Back in the late 1970’s and early 1980’s when fuel gas prices were high, energy utilization assumed major importance. A new method of calculating heat exchanger networks was developed. It was called Pinch Technology. Today pinch has been rediscovered by engineers who have access to fast computer simulation models. But as occurs with any older method that is rediscovered by a newer generation, enthusiasm generated by the rediscovery tends to obscure the deficiencies while highlighting only advantages. The fact is that Pinch Technology does have value — but its usefulness has certain limitations which must be recognized if it is to be truly useful.

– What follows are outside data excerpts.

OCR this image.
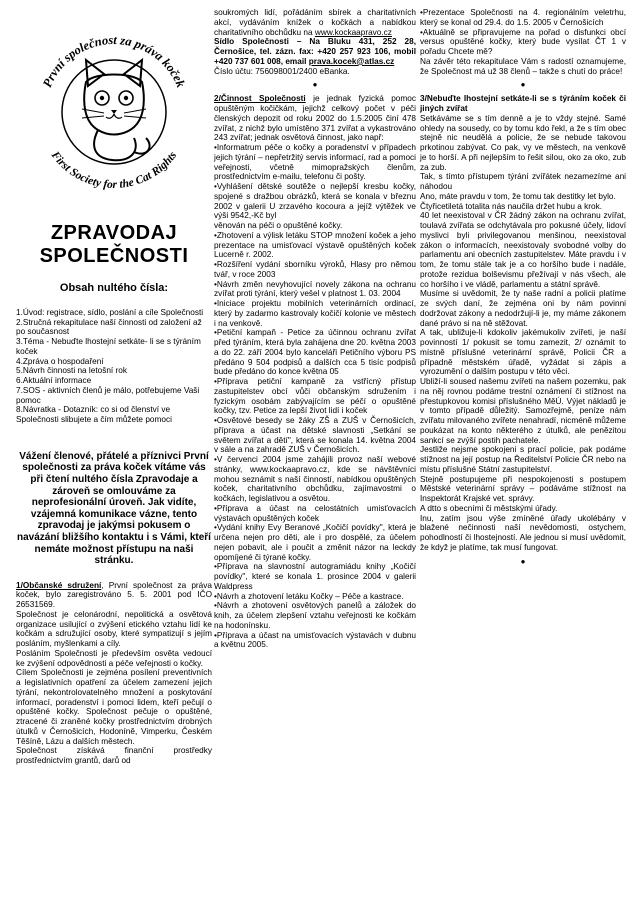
První společnost za práva koček
First Society for the Cat Rights
ZPRAVODAJ
SPOLEČNOSTI
Obsah nultého čísla:
1.Úvod: registrace, sídlo, poslání a cíle Společnosti
2.Stručná rekapitulace naší činnosti od založení až po současnost
3.Téma - Nebuďte lhostejní setkáte- li se s týráním koček
4.Zpráva o hospodaření
5.Návrh činnosti na letošní rok
6.Aktuální informace
7.SOS - aktivních členů je málo, potřebujeme Vaši pomoc
8.Návratka - Dotazník: co si od členství ve Společnosti slibujete a čím můžete pomoci
Vážení členové, přátelé a příznivci První společnosti za práva koček vítáme vás při čtení nultého čísla Zpravodaje a zároveň se omlouváme za neprofesionální úroveň. Jak vidíte, vzájemná komunikace vázne, tento zpravodaj je jakýmsi pokusem o navázání bližšího kontaktu i s Vámi, kteří nemáte možnost přístupu na naši stránku.

1/Občanské sdružení, První společnost za práva koček, bylo zaregistrováno 5. 5. 2001 pod IČO 26531569.

Společnost je celonárodní, nepolitická a osvětová organizace usilující o zvýšení etického vztahu lidí ke kočkám a sdružující osoby, které sympatizují s jejím posláním, myšlenkami a cíly.

Posláním Společnosti je především osvěta vedoucí ke zvýšení odpovědnosti a péče veřejnosti o kočky.

Cílem Společnosti je zejména posílení preventivních a legislativních opatření za účelem zamezení jejich týrání, nekontrolovatelného množení a poskytování informací, poradenství i pomoci lidem, kteří pečují o opuštěné kočky. Společnost pečuje o opuštěné, ztracené či zraněné kočky prostřednictvím drobných útulků v Černošicích, Hodoníně, Vimperku, Českém Těšíně, Lázu a dalších městech.

Společnost získává finanční prostředky prostřednictvím grantů, darů od

soukromých lidí, pořádáním sbírek a charitativních akcí, vydáváním knížek o kočkách a nabídkou charitativního obchůdku na www.kockaapravo.cz

Sídlo Společnosti – Na Bluku 431, 252 28, Černošice, tel. zázn. fax: +420 257 923 106, mobil +420 737 601 008, email prava.kocek@atlas.cz

Číslo účtu: 756098001/2400 eBanka.

●

2/Činnost Společnosti je jednak fyzická pomoc opuštěným kočičkám, jejichž celkový počet v péči členských depozit od roku 2002 do 1.5.2005 činí 478 zvířat, z nichž bylo umístěno 371 zvířat a vykastrováno 243 zvířat; jednak osvětová činnost, jako např:

•Informatrum péče o kočky a poradenství v případech jejich týrání – nepřetržitý servis informací, rad a pomoci veřejnosti, včetně mimopražských členům, prostřednictvím e-mailu, telefonu či pošty.

•Vyhlášení dětské soutěže o nejlepší kresbu kočky, spojené s dražbou obrázků, která se konala v březnu 2002 v galerii U zrzavého kocoura a jejíž výtěžek ve výši 9542,-Kč byl

věnován na péči o opuštěné kočky.

•Zhotovení a výlisk letáku STOP množení koček a jeho prezentace na umisťovací výstavě opuštěných koček Lucerně r. 2002.

•Rozšíření vydání sborníku výroků, Hlasy pro němou tvář, v roce 2003

•Návrh změn nevyhovující novely zákona na ochranu zvířat proti týrání, který vešel v platnost 1. 03. 2004

•Iniciace projektu mobilních veterinárních ordinací, který by zadarmo kastrovaly kočičí kolonie ve městech i na venkově.

•Petiční kampaň - Petice za účinnou ochranu zvířat před týráním, která byla zahájena dne 20. května 2003 a do 22. září 2004 bylo kanceláři Petičního výboru PS předáno 9 504 podpisů a dalších cca 5 tisíc podpisů bude předáno do konce května 05

•Příprava petiční kampaně za vstřícný přístup zastupitelstev obcí vůči občanským sdružením i fyzickým osobám zabývajícím se péčí o opuštěné kočky, tzv. Petice za lepší život lidí i koček

•Osvětové besedy se žáky ZŠ a ZUŠ v Černošicích, příprava a účast na dětské slavnosti „Setkání se světem zvířat a dětí", která se konala 14. května 2004 v sále a na zahradě ZUŠ v Černošicích.

•V červenci 2004 jsme zahájili provoz naší webové stránky, www.kockaapravo.cz, kde se návštěvníci mohou seznámit s naší činností, nabídkou opuštěných koček, charitativního obchůdku, zajímavostmi o kočkách, legislativou a osvětou.

•Příprava a účast na celostátních umisťovacích výstavách opuštěných koček

•Vydání knihy Evy Beranové „Kočičí povídky", která je určena nejen pro děti, ale i pro dospělé, za účelem nejen pobavit, ale i poučit a změnit názor na leckdy opomíjené či týrané kočky.

•Příprava na slavnostní autogramiádu knihy „Kočičí povídky", které se konala 1. prosince 2004 v galerii Waldpress

•Návrh a zhotovení letáku Kočky – Péče a kastrace.

•Návrh a zhotovení osvětových panelů a záložek do knih, za účelem zlepšení vztahu veřejnosti ke kočkám na hodonínsku.

•Příprava a účast na umisťovacích výstavách v dubnu a květnu 2005.

•Prezentace Společnosti na 4. regionálním veletrhu, který se konal od 29.4. do 1.5. 2005 v Černošicích

•Aktuálně se připravujeme na pořad o disfunkci obcí versus opuštěné kočky, který bude vysílat ČT 1 v pořadu Chcete mě?

Na závěr této rekapitulace Vám s radostí oznamujeme, že Společnost má už 38 členů – takže s chutí do práce!

●

3/Nebuďte lhostejní setkáte-li se s týráním koček či jiných zvířat

Setkáváme se s tím denně a je to vždy stejné. Samé ohledy na sousedy, co by tomu kdo řekl, a že s tím obec stejně nic neudělá a policie, že se nebude takovou prkotinou zabývat. Co pak, vy ve městech, na venkově je to horší. A při nejlepším to řešit silou, oko za oko, zub za zub.

Tak, s tímto přístupem týrání zvířátek nezamezíme ani náhodou

Ano, máte pravdu v tom, že tomu tak destitky let bylo.

Čtyřicetiletá totalita nás naučila držet hubu a krok.

40 let neexistoval v ČR žádný zákon na ochranu zvířat, toulavá zvířata se odchytávala pro pokusné účely, lidoví myslivci byli privilegovanou menšinou, neexistoval zákon o informacích, neexistovaly svobodné volby do parlamentu ani obecních zastupitelstev. Máte pravdu i v tom, že tomu stále tak je a co horšího bude i nadále, protože rezidua bolševismu přežívají v nás všech, ale co horšího i ve vládě, parlamentu a státní správě.

Musíme si uvědomit, že ty naše radní a policii platíme ze svých daní, že zejména oni by nám povinni dodržovat zákony a nedodržují-li je, my máme zákonem dané právo si na ně stěžovat.

A tak, ubližuje-li kdokoliv jakémukoliv zvířeti, je naší povinností 1/ pokusit se tomu zamezit, 2/ oznámit to místně příslušné veterinární správě, Policii ČR a případně městském úřadě, vyžádat si zápis a vyrozumění o dalším postupu v této věci.

Ubliží-li soused našemu zvířeti na našem pozemku, pak na něj rovnou podáme trestní oznámení či stížnost na přestupkovou komisi příslušného MěÚ. Výjet nákladů je v tomto případě důležitý. Samozřejmě, peníze nám zvířatu milovaného zvířete nenahradí, nicméně můžeme poukázat na konto některého z útulků, ale penězitou sankcí se zvýší postih pachatele.

Jestliže nejsme spokojeni s prací policie, pak podáme stížnost na její postup na Ředitelství Policie ČR nebo na místu příslušné Státní zastupitelství.

Stejně postupujeme při nespokojenosti s postupem Městské veterinární správy – podáváme stížnost na Inspektorát Krajské vet. správy.

A dtto s obecními či městskými úřady.

Inu, zatím jsou výše zmíněné úřady ukolébány v blažené nečinnosti naší nevědomosti, ostychem, pohodlností či lhostejností. Ale jednou si musí uvědomit, že když je platíme, tak musí fungovat.

●
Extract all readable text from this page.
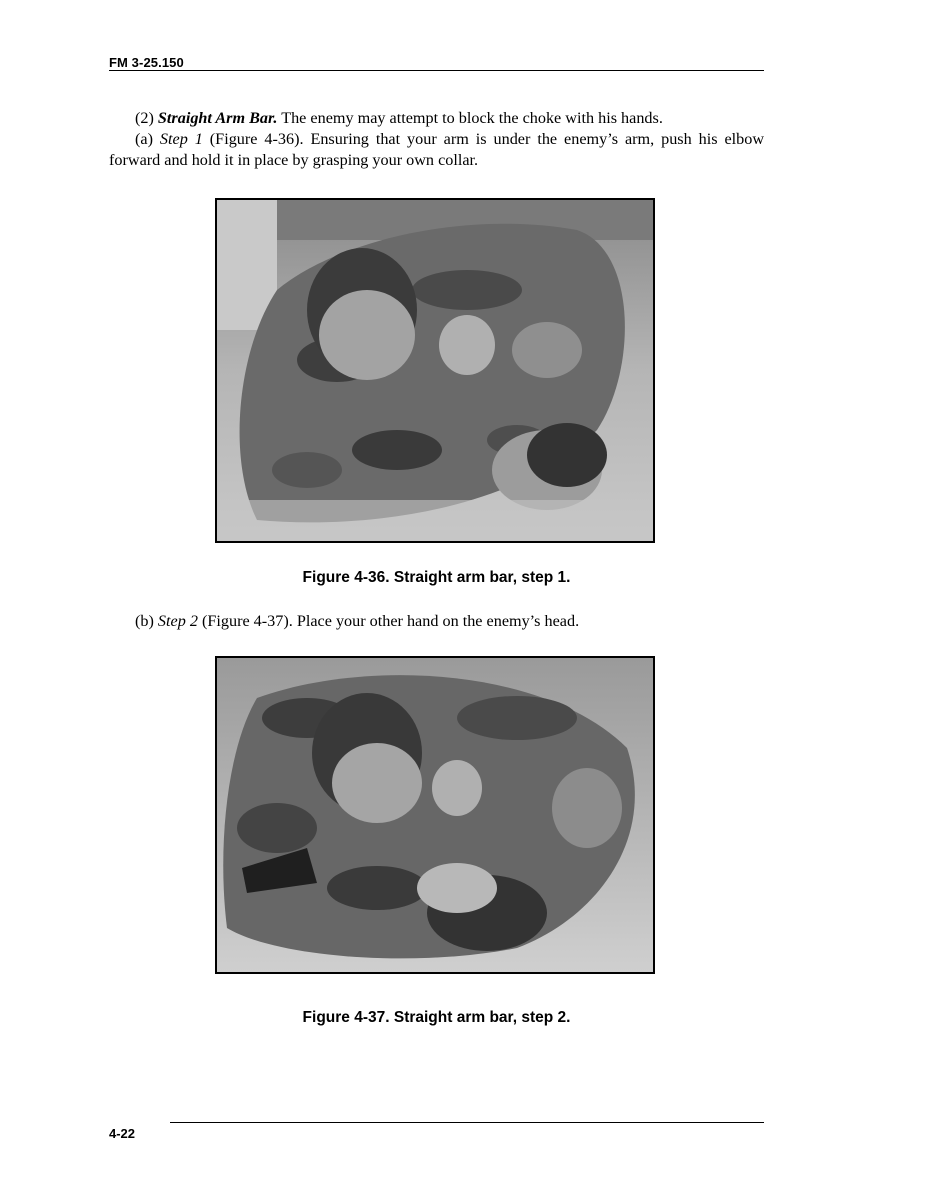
FM 3-25.150
(2) Straight Arm Bar. The enemy may attempt to block the choke with his hands.
(a) Step 1 (Figure 4-36). Ensuring that your arm is under the enemy’s arm, push his elbow forward and hold it in place by grasping your own collar.
Figure 4-36. Straight arm bar, step 1.
(b) Step 2 (Figure 4-37). Place your other hand on the enemy’s head.
Figure 4-37. Straight arm bar, step 2.
4-22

Pinch analysis relies heavily on thermodynamics but relegates practical concerns such as crude hydraulics and distillation to secondary importance. But exchangers are part of the larger integrated system. Forgetting this invites the inevitable—a beautiful pinch analysis for a crude unit, for example, can be rendered meaningless by cold desalters, desalter rag layers, fouling and corrosion in exchangers, coking in fired heaters and poor residue stripping and fractionation. Disregarding these realities can only invite problems, especially with heavy crude oils. The lessons to be learned are that designing grass roots units and when revamping, one should profit from know-how and experience. If a proven design differs from what pinch analysis tells you, weigh your decision carefully. A unit that does not meet processing objectives and is very difficult to start-up is a humbling experience. For revamps it is crucial to know what equipment constraints exist as determined by a comprehensive test run and data analysis. Ultimately the refiner wants something that works, not a theoretically perfect design that operates poorly.

Today fuel prices are sky high. Supplies are tight and because they will remain so until LNG is politically accepted, it is critical that we develop new economies employing state of the art technology. But let us remember that pinch analysis is not new. We have had more than 25 years to evaluate it. Yet it will be useful only when it is used by practical engineers with actual experience with the process being designed.